O troço de gente armada passou a duas braças do Juca, e não vendo mais que um animal deitado, como se encontra a cada instante na sombra, seguiram seu rumo, e sem a menor suspeita de que deixavam ali o inimigo.

Afinal avistou Canho além o rancho dos peões, e imediatamente distinguiu a meio caminho um vulto negro, que ele reconheceu. Era o corpo do Morzelo. Estaria vivo ou morto? O rincho triste e plangente da Morena, que assomara ao longe a sota-vento, era uma elegia de dor e saudade.
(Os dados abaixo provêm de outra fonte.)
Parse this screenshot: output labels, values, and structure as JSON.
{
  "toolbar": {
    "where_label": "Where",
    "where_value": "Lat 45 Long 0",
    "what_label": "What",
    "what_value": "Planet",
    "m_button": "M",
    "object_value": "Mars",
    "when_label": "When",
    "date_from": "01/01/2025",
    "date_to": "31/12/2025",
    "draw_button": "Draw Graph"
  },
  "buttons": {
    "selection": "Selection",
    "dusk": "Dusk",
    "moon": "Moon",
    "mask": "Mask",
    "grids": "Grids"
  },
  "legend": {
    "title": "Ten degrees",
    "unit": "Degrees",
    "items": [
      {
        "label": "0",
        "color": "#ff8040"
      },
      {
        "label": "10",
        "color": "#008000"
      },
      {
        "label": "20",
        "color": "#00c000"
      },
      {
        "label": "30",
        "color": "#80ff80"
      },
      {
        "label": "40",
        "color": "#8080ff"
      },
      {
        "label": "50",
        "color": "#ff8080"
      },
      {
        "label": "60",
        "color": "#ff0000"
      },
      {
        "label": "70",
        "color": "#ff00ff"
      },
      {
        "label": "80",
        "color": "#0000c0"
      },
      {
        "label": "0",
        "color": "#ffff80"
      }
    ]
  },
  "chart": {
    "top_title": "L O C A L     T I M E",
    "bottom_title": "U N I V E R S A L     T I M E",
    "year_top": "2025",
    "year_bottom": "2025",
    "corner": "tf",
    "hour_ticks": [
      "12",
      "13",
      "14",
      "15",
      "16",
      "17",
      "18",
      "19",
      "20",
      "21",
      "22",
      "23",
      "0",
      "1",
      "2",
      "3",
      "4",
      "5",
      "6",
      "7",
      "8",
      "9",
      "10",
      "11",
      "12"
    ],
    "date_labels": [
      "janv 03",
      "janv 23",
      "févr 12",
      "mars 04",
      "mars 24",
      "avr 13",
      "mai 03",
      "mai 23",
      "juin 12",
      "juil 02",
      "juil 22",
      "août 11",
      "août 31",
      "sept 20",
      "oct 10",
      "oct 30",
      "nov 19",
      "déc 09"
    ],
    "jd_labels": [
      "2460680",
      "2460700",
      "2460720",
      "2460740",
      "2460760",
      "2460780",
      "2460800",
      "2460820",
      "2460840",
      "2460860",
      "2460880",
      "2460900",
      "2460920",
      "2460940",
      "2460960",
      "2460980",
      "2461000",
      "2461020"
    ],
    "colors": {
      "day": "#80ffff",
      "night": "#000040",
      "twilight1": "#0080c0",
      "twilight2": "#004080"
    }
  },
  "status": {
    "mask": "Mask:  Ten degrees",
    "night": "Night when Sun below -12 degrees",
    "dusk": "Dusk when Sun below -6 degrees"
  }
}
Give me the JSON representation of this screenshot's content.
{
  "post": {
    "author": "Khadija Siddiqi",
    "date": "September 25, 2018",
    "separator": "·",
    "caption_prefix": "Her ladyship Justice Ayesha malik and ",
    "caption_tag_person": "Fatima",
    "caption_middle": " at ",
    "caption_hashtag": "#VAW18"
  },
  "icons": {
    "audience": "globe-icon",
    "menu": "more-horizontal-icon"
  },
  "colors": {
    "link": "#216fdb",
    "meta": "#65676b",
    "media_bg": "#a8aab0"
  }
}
Quando Manuel chegou junto do corpo, tinha o coração túmido e os olhos cheios de lágrimas. Ainda vivia o velho corcel; mas estava moribundo. Lançar-se a ele; sondar-lhe a ferida; rasgar a camisa para estancar-lhe o sangue; foi o primeiro ímpeto do gaúcho. O cavalo fitou os olhos no dono, com uma expressão eloqüente e expirou.

Ajoelhado junto ao cadáver, e abraçado com ele, Canho deu expansão à sua dor.

— Morreste, meu amigo; chegou tua hora. A nossa, a de teu companheiro de infância e de teus camaradas, talvez não esteja longe; talvez que vamos ter contigo muito breve! Mas eu sempre pensei que a ti, o bravo dos bravos, estava reservada a fortuna de morrer combatendo, e não pela mão traiçoeira de um malvado!... Morreste por dedicação; mas serás vingado, amigo! Eu juro sobre tua sepultura; e esses dois irmãos juram comigo.

O Juca e a Morena que gemiam sobre o corpo do companheiro, escavaram o chão com a pata, e dardejaram ao longe um olhar que parecia uma espadana de fogo.

Canho fez um esforço; tinha ainda um dever a cumprir para com o amigo: era o de dar-lhe sepultura, para que não fosse pasto dos abutres. Com o ferro da lança e as mãos abriu uma cova profunda na próxima capoeira; e arrastando o corpo de Morzelo o inumou nesse jazigo que ele consagrou com uma cruz, como se fosse o túmulo de um cristão. Para Manuel aquele era o símbolo do que há de santo na terra.